Tapi saat keluhan itu dibalas dengan kalimat seperti, "Jangan gitu dong, nanti nggak bahagia," seolah-olah emosi negatif itu adalah dosa besar yang harus segera ditebus. Padahal, manusia itu diciptakan dengan spektrum emosi yang lengkap, dari bahagia hingga marah, dari tenang hingga stres. Tidak ada yang salah dengan merasa sedih, marah, atau frustrasi. Yang salah adalah mengabaikan perasaan itu hanya demi terlihat positif.
Selain itu, toxic positivity juga menciptakan jarak dalam hubungan. Misalnya, Anda curhat ke teman tentang masalah keluarga yang bikin kepala nyut-nyutan, lalu teman Anda cuma bilang, "Yuk, semangat, kamu pasti bisa!" Lama-lama Anda jadi malas curhat. Rasanya seperti berbicara dengan chatbot yang hanya bisa menjawab dengan template kalimat penyemangat. Akibatnya, Anda memendam semua emosi itu sendiri, dan bukannya membaik, justru bisa berujung pada stres berkepanjangan.
Sebenarnya, toxic positivity ini sering tidak disadari oleh pelakunya. Mereka mungkin berpikir bahwa dengan menyemangati, mereka sedang membantu. Tapi kenyataannya, tidak semua masalah butuh solusi instan.Â
Kadang, kita hanya butuh didengarkan. Misalnya, ketika Anda mengatakan, "Duh, kerjaan hari ini banyak banget, aku capek banget," respons yang ideal bukanlah, "Kamu pasti bisa kok, kerja keras itu nggak pernah sia-sia." Sebaliknya, cukup dengan, "Wah, capek banget ya, semoga bisa cepat selesai," itu saja sudah cukup membuat hati lebih lega.

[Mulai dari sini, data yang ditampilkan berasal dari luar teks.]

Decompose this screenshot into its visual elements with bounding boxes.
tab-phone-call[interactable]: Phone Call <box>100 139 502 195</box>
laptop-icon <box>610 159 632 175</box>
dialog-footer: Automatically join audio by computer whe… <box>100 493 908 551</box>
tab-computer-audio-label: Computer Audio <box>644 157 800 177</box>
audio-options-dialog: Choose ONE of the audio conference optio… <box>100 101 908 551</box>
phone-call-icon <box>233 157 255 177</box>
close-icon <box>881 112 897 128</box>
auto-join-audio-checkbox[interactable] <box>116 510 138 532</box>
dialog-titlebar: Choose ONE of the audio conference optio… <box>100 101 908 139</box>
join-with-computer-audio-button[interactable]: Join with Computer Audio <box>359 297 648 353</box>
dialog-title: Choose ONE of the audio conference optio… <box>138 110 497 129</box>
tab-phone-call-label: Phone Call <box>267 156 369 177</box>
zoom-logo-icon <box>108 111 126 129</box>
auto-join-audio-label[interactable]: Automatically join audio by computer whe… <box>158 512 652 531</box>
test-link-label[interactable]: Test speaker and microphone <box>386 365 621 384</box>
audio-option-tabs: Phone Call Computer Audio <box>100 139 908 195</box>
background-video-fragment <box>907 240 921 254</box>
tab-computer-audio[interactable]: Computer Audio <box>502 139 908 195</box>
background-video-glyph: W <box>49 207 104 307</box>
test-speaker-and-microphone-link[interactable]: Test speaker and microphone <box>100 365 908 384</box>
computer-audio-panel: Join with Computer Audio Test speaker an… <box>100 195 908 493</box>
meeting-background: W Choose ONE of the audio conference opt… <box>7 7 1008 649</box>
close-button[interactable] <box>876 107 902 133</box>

Toxic positivity ini juga punya rekan sejawat yang tak kalah menyebalkan: overthinking positivity. Ini adalah versi upgrade, di mana keluhan kita justru dijadikan bahan perenungan mendalam tentang arti hidup. Contohnya, Anda bilang, "Duh, hujan terus, jemuran nggak kering-kering." Lalu teman Anda menjawab, "Ya ampun, tapi bayangin deh, orang di negara lain yang kekeringan pasti pengen banget hujan seperti kita." Loh, kok curhatan saya tentang jemuran jadi bahan perbandingan global? Saya cuma ingin baju saya kering, bukan ceramah tentang isu lingkungan.
Tentu saja, bukan berarti kita harus selalu pesimis atau menularkan energi negatif. Tapi, ada perbedaan besar antara menjadi suportif dan menjadi toksik. Menjadi suportif berarti memberikan ruang bagi orang lain untuk merasa, mendengarkan tanpa menghakimi, dan hanya memberikan saran jika diminta. Sedangkan menjadi toksik adalah berusaha "memperbaiki" perasaan orang lain dengan cara memaksakan pandangan positif, tanpa benar-benar memahami apa yang sedang mereka rasakan.
Jadi, bagaimana cara kita menghindari toxic positivity? Langkah pertama adalah belajar untuk mendengarkan. Ketika seseorang curhat, fokuslah pada apa yang mereka katakan, bukan pada respons apa yang harus Anda berikan. Tidak ada salahnya untuk mengatakan, "Aku ngerti kok, pasti berat banget." Kalimat sederhana seperti ini jauh lebih berarti daripada ceramah panjang tentang pentingnya bersyukur.
Langkah kedua adalah mengakui bahwa tidak semua masalah butuh solusi. Kadang, keluhan itu hanya bentuk pelampiasan sementara, seperti ketika kita memarahi tembok karena tersandung kaki meja. Itu tidak berarti kita membenci meja, tapi lebih kepada bentuk ungkapan rasa sakit yang tidak tahu harus diarahkan ke mana.
Langkah ketiga, yang mungkin paling penting, adalah menerima bahwa tidak apa-apa untuk merasa tidak baik-baik saja. Kita tidak harus selalu kuat, tidak harus selalu bahagia. Terkadang, kita hanya perlu waktu untuk duduk, mengeluh, dan merasa lelah. Dan jika ada seseorang yang mendengarkan tanpa menghakimi, itu adalah bonus yang sangat berharga.
Jadi, jika Anda termasuk orang yang suka membalas keluhan dengan kalimat semangat, cobalah sesekali mengganti respons Anda. Dengarkan, berempati, dan jangan buru-buru memberikan solusi. Kadang, respons terbaik adalah diam sambil mengangguk dan berkata, "Iya, hidup emang kadang nyebelin." Percayalah, itu jauh lebih menenangkan daripada, "Tetap semangat, ya!"
Karena pada akhirnya, semua orang hanya ingin dimengerti, bukan diperbaiki.